Bakri, un ideologo radicale siriano che da 18 anni vive a Londra, lui e la sua numerosa prole, con i sussidi sociali, commentò così l’esordio dei kamikaze europei: «Sono anni che i nostri combattenti vanno a fare la Jihad in Bosnia, in Afghanistan, in Kashmir, in Cecenia e anche in Palestina. E’ vero che Asif è il primo martire britannico in Palestina. Ma ci sono stati altri martiri britannici in Kashmir e in Cecenia. Attualmente abbiamo dei combattenti in Iraq che continuano a lottare contro l’occupazione americana. Per noi è un fatto naturale. Con il martirio noi attestiamo che siamo un’unica nazione, che abbiamo un’unica causa e che perseguiamo lo stesso obiettivo: la vittoria della nazione islamica». Con inalterata tranquillità Bakri previde uno scenario inquietante: «Certamente queste azioni di martirio potrebbero verificarsi anche sul territorio europeo. Le minacce proferite da bin Laden vanno prese molto sul serio. Per lui l’Europa è un Dar al harb , un Territorio di guerra». All’epoca Bakri chiarì che «non saranno dei kamikaze europei a farsi immolare sul suolo europeo. Noi abbiamo contratto un Aqd al Aman , un Accordo di sicurezza, con le autorità europee. Noi rispettiamo le leggi e l’ordine in Europa fino a quando non ci perseguitano come musulmani». Senonché in un’intervista concessa al londinese The Times il 17 gennaio 2005, Bakri spiegò che «l’Accordo di sicurezza, in base al quale i musulmani in Gran Bretagna vivono pacificamente, è stato violato dal governo tramite la sua legge anti-terrorismo».
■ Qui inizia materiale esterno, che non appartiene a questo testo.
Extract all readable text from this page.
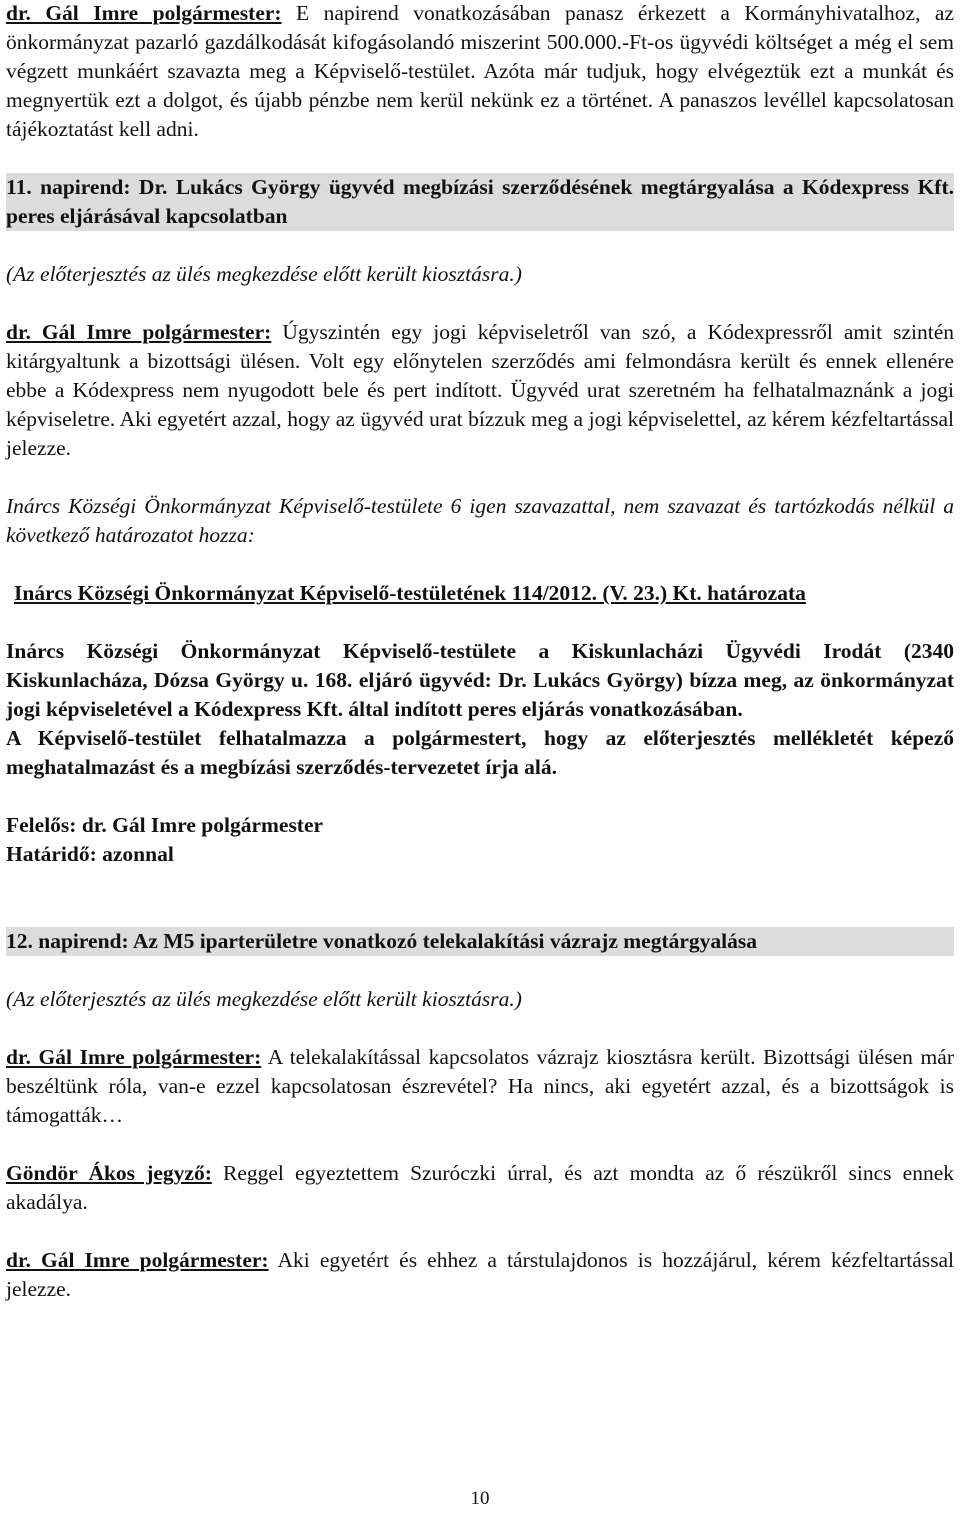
dr. Gál Imre polgármester: E napirend vonatkozásában panasz érkezett a Kormányhivatalhoz, az önkormányzat pazarló gazdálkodását kifogásolandó miszerint 500.000.-Ft-os ügyvédi költséget a még el sem végzett munkáért szavazta meg a Képviselő-testület. Azóta már tudjuk, hogy elvégeztük ezt a munkát és megnyertük ezt a dolgot, és újabb pénzbe nem kerül nekünk ez a történet. A panaszos levéllel kapcsolatosan tájékoztatást kell adni.

11. napirend: Dr. Lukács György ügyvéd megbízási szerződésének megtárgyalása a Kódexpress Kft. peres eljárásával kapcsolatban

(Az előterjesztés az ülés megkezdése előtt került kiosztásra.)

dr. Gál Imre polgármester: Úgyszintén egy jogi képviseletről van szó, a Kódexpressről amit szintén kitárgyaltunk a bizottsági ülésen. Volt egy előnytelen szerződés ami felmondásra került és ennek ellenére ebbe a Kódexpress nem nyugodott bele és pert indított. Ügyvéd urat szeretném ha felhatalmaznánk a jogi képviseletre. Aki egyetért azzal, hogy az ügyvéd urat bízzuk meg a jogi képviselettel, az kérem kézfeltartással jelezze.

Inárcs Községi Önkormányzat Képviselő-testülete 6 igen szavazattal, nem szavazat és tartózkodás nélkül a következő határozatot hozza:

Inárcs Községi Önkormányzat Képviselő-testületének 114/2012. (V. 23.) Kt. határozata

Inárcs Községi Önkormányzat Képviselő-testülete a Kiskunlacházi Ügyvédi Irodát (2340 Kiskunlacháza, Dózsa György u. 168. eljáró ügyvéd: Dr. Lukács György) bízza meg, az önkormányzat jogi képviseletével a Kódexpress Kft. által indított peres eljárás vonatkozásában.

A Képviselő-testület felhatalmazza a polgármestert, hogy az előterjesztés mellékletét képező meghatalmazást és a megbízási szerződés-tervezetet írja alá.

Felelős: dr. Gál Imre polgármester

Határidő: azonnal

12. napirend: Az M5 iparterületre vonatkozó telekalakítási vázrajz megtárgyalása

(Az előterjesztés az ülés megkezdése előtt került kiosztásra.)

dr. Gál Imre polgármester: A telekalakítással kapcsolatos vázrajz kiosztásra került. Bizottsági ülésen már beszéltünk róla, van-e ezzel kapcsolatosan észrevétel? Ha nincs, aki egyetért azzal, és a bizottságok is támogatták…

Göndör Ákos jegyző: Reggel egyeztettem Szuróczki úrral, és azt mondta az ő részükről sincs ennek akadálya.

dr. Gál Imre polgármester: Aki egyetért és ehhez a társtulajdonos is hozzájárul, kérem kézfeltartással jelezze.

10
Di conseguenza «tutta la Gran Bretagna è diventata territorio di guerra» e «la vita e le proprietà degli infedeli non sono più sacre». Il focoso predicatore ordinò ai giovani islamici di arruolarsi tra le fila di bin Laden: «Siete obbligati a seguire Al Qaeda, le sue filiali e organizzazioni nel mondo». Tutto ciò è avvenuto alla luce del sole. Pubblicamente. E impunemente. Nonostante fosse già stato accertato che i primi due kamikaze britannici erano discepoli di Bakri. Continuando a ritenere che quella letale predicazione dovesse essere considerata libertà di espressione e che come tale non dovesse essere violata. La radice del male è qui. La «fabbrica dei kamikaze» ha inizio dal lavaggio del cervello di persone che gradualmente vengono trasformate in robot della morte. Una struttura integrata del terrorismo suicida islamico che ha ormai solide radici nell’insieme dell’Europa. Ecco perché nessun paese, compresa l’Italia, può ritenersi al riparo dal rischio del «kamikaze made in Europe».